I was auditing the following function, and suddenly this question arose. The function has a vulnerability at line 17.

// Create a character array and initialize it with init[]  // repeatedly. The size of this character array is specified by  // w*h. char *function4(unsigned int w, unsigned int h, char *init) {     char *buf;     int i;      if (w*h > 4096)         return (NULL);      buf = (char *)malloc(4096+1);     if (!buf)         return (NULL);      for (i=0; i<h; i++)         memcpy(&buf[i*w], init, w);  // line 17      buf[4096] = '\0';      return buf; } 

Consider both w and h are very large unsigned integers. The multiplication at line 9 have a chance to pass the validation.

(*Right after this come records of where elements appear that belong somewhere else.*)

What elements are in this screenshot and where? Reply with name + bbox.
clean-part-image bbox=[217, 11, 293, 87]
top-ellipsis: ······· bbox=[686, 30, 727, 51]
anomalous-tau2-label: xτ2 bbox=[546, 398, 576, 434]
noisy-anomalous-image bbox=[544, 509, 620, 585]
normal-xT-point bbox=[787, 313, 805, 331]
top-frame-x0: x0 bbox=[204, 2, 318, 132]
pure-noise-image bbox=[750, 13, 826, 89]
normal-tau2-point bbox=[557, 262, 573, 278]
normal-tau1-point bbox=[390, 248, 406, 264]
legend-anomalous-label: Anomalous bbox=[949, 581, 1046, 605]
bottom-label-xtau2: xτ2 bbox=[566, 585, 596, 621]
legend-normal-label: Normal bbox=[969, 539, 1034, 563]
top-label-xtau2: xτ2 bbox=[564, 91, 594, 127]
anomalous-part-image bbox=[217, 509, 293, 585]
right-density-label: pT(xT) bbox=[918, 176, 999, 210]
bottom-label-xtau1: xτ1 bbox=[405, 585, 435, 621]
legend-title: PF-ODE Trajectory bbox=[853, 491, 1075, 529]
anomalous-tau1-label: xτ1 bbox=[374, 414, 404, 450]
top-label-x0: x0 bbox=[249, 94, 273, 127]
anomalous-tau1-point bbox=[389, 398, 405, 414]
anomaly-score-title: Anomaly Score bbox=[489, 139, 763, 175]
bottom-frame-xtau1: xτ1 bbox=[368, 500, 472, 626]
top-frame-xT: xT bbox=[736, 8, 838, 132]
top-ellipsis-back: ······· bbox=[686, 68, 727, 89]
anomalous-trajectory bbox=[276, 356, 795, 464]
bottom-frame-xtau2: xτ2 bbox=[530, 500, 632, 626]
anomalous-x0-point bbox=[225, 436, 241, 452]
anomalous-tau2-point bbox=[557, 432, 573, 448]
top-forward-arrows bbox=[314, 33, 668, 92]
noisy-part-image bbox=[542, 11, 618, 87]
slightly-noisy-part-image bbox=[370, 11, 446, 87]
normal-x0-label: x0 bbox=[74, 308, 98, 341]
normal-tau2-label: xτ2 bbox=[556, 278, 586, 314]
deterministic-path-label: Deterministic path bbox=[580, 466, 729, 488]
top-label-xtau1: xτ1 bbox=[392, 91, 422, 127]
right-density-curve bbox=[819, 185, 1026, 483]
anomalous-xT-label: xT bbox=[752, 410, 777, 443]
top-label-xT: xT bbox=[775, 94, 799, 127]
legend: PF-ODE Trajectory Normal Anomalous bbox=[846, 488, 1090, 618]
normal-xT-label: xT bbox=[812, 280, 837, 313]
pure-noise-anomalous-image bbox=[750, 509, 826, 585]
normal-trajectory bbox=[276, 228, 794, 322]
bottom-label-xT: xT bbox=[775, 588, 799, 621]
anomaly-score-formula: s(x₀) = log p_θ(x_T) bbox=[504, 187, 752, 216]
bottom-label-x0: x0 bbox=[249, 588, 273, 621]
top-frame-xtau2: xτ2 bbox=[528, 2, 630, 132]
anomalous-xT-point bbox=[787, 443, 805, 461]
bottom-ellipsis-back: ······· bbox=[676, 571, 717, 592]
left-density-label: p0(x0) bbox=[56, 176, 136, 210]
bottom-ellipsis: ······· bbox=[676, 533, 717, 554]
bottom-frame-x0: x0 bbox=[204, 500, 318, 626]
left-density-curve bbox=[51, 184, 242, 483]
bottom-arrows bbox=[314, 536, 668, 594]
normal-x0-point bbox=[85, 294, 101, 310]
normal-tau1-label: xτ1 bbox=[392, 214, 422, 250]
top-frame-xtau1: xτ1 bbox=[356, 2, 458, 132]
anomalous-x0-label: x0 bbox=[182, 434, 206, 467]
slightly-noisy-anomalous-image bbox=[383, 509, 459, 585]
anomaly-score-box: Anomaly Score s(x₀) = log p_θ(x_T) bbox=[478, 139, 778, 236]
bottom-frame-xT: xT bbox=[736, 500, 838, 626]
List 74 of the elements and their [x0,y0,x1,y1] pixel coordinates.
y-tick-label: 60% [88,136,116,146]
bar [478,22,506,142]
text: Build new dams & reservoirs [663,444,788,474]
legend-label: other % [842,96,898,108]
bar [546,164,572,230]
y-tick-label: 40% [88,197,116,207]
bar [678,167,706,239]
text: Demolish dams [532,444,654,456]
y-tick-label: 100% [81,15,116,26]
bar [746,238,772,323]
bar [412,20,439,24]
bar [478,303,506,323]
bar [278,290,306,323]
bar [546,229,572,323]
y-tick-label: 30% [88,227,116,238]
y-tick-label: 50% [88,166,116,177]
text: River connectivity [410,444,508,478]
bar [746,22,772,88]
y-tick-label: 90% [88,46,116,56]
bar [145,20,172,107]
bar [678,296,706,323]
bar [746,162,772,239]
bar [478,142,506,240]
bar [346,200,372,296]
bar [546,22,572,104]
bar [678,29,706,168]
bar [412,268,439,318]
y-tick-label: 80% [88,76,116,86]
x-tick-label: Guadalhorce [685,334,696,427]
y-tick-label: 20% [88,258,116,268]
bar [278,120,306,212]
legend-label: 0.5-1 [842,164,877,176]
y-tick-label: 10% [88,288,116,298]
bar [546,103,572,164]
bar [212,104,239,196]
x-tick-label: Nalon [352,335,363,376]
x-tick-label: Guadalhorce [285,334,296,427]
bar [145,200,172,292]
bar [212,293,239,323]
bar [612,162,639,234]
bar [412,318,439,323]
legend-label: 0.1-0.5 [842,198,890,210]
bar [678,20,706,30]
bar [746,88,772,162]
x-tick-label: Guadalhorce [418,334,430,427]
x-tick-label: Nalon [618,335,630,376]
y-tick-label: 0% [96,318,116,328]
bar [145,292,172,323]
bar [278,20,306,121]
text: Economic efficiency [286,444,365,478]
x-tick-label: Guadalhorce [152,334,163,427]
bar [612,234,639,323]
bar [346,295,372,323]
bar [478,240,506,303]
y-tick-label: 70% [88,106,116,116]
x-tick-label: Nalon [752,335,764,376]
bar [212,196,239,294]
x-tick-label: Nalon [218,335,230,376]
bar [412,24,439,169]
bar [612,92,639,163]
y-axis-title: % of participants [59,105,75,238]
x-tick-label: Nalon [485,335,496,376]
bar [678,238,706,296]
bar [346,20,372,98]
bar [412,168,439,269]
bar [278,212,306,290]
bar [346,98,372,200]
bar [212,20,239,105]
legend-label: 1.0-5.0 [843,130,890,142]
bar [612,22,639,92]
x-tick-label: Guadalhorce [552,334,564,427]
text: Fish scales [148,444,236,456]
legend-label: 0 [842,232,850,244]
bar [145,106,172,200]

Now the problem is at line 17. Multiply int i with unsigned int w: if the result is int, it is possible that the product is negative, resulting in accessing a position that is before buf. If the result is unsigned int, the product will always be positive, resulting in accessing a position that is after buf.

It’s hard to write code to justify this: int is too large. Does anyone has ideas on this?

Is there any documentation that specifies the type of the product? I have searched for it, but so far haven’t found anything.

I suppose that as far as the vulnerability is concerned, whether (unsigned int) * (int) produces unsigned int or int doesn’t matter, because in the compiled object file, they are just bytes. The following code works the same no matter the type of the product:

unsigned int x = 10; int y = -10;  printf('%d\n', x * y);  // print x * y in signed integer printf('%u\n', x * y);  // print x * y in unsigned integer 

Therefore, it does not matter what type the multiplication returns. It matters that whether the consumer function takes int or unsigned.

The question here is not how bad the function is, or how to improve the function to make it better. The function undoubtedly has a vulnerability. The question is about the exact behavior of the function, based on the prescribed behavior from the standards.